# Esports: Basic exploratory analysis

My personal interests in competitive games has resulted in watching a lot of esport tournaments in the past few years. The esports industry is continously growing and the future seems to be promising. The number of viewers watching these tournaments is increasing every year and a lot of kids are no longer interested in traditional sports but are dreaming of becoming a professional gamer.

I used this dataset to practice my pandas and numpy skills while gaining additional insight into an industry I am personally interested in.

**Number of peak viewers for esports tournaments in 2018**

![PeakViewers](https://i.imgur.com/96EWnfq.png)

Source: https://escharts.com/2018


#### Importing modules and data
Lets start off by importing the various modules and datasets we will need in this notebook.

In [None]:
# Import the needed modules
import pandas as pd
import numpy as np
import matplotlib.pyplot as plt

# Read the main data sets
teams_df = pd.read_csv(r'../input/esports-earnings-for-players-teams-by-game/highest_earning_teams.csv', sep=',')
players_df = pd.read_csv(r'../input/esports-earnings-for-players-teams-by-game/highest_earning_players.csv', sep=',')

#### Exploring teams data
By constructing a pandas dataframe, we are able to easily perform operations on the data contained in the dataframe.

In [None]:
#Show teams data structure and data
teams_df.head

I thought it would be interesting to see which games are included in the dataset.

In [None]:
#Show all the unique game included in the dataset
teams_df['Game'].unique()

I thought it would be interesting to show the five biggest esports teams by total prize winnings and additionaly calculate the total sum of prize money won by playing esports tournaments.

In [None]:
#Show the five largest teams by the amount of prize money they have won
teams_df.nlargest(5, 'TotalUSDPrize')

In [None]:
#Show the sum of all prize money in the dataset, rounded to two decimals
round(teams_df['TotalUSDPrize'].sum(), 2)

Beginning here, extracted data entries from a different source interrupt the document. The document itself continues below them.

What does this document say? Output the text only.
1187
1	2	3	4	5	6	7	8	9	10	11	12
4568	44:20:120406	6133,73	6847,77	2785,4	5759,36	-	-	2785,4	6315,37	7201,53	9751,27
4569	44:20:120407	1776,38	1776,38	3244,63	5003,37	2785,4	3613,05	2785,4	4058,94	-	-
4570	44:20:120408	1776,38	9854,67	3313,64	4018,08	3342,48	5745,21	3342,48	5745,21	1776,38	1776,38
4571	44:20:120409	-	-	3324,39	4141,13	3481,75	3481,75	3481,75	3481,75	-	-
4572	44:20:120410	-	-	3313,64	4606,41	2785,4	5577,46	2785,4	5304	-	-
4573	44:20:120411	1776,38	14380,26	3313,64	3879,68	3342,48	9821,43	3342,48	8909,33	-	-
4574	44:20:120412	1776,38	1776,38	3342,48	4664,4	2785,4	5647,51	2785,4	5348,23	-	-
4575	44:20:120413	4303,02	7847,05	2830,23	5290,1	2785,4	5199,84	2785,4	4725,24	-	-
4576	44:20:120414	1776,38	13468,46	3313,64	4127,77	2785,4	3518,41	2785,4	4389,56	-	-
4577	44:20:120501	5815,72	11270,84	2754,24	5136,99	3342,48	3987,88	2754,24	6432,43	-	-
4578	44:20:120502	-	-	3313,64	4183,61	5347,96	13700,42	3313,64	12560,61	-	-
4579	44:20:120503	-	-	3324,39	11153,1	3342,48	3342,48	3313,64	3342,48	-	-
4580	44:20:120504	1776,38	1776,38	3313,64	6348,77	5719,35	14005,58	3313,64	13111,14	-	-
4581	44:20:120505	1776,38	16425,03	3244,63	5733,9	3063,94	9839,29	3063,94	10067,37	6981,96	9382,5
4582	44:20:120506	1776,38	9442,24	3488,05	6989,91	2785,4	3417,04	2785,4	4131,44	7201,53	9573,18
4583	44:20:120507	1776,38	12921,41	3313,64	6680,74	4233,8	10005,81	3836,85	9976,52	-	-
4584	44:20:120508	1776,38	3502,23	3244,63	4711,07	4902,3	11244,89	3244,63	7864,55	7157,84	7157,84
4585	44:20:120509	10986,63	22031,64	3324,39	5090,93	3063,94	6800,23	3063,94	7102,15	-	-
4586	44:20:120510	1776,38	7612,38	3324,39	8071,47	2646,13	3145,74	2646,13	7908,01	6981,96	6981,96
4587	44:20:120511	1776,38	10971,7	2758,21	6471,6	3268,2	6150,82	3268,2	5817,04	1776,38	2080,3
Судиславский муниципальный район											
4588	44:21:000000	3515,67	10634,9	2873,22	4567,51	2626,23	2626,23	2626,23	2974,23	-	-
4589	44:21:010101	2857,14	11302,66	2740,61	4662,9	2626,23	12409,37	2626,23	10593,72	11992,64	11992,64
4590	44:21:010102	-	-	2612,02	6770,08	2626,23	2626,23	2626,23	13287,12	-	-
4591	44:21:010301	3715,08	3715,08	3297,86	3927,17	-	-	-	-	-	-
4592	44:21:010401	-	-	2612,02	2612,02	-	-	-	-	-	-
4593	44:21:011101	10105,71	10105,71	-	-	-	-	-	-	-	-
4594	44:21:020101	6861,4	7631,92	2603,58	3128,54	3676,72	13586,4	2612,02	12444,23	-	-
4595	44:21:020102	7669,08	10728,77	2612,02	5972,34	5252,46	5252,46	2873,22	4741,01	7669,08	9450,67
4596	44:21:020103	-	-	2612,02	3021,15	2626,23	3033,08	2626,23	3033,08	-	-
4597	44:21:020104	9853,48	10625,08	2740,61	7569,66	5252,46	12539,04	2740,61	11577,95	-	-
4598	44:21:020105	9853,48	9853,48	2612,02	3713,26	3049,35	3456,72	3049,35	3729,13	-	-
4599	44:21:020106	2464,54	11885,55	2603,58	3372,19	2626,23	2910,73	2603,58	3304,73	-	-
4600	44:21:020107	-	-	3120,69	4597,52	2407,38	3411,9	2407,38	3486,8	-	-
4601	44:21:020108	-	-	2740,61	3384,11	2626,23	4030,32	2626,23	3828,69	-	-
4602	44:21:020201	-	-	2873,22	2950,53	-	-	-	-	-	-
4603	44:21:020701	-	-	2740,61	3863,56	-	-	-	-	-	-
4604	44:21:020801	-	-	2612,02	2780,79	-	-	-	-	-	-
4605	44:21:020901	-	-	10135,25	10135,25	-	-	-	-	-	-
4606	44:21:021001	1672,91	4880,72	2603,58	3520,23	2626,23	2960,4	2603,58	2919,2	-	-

I had the assumption that there were huge differences in the amount of prize money for certain games and a pie chart would be suitable to visualize the differences.

In [None]:
#Show a pie chart of all the different games and prize money sums in the dataset

earnings_per_game = teams_df.groupby(['Game'])['TotalUSDPrize'].sum()

earnings_per_game.plot(kind="pie")
plt.show()

Personally, I was interested in finding out which esports teams were on average the most succesfull. By dividing the total amount of prize money won by the number of total tournaments played; We would be able to calculate the average amount of prize money winings per tournament for every team.

In [None]:
#Divide the total prize money by the number of tournaments
avg_earnings = teams_df['TotalUSDPrize'].div(teams_df['TotalTournaments'], axis='index')

#Add the team names and total tournaments played to the calculated averages
avg_earnings_df = pd.concat([teams_df['TeamName'], teams_df['TotalTournaments'], round(avg_earnings, 2)], axis=1)

#Name the colums
avg_earnings_df.columns = ['Team', 'TotalTournaments', 'AvgEarnings']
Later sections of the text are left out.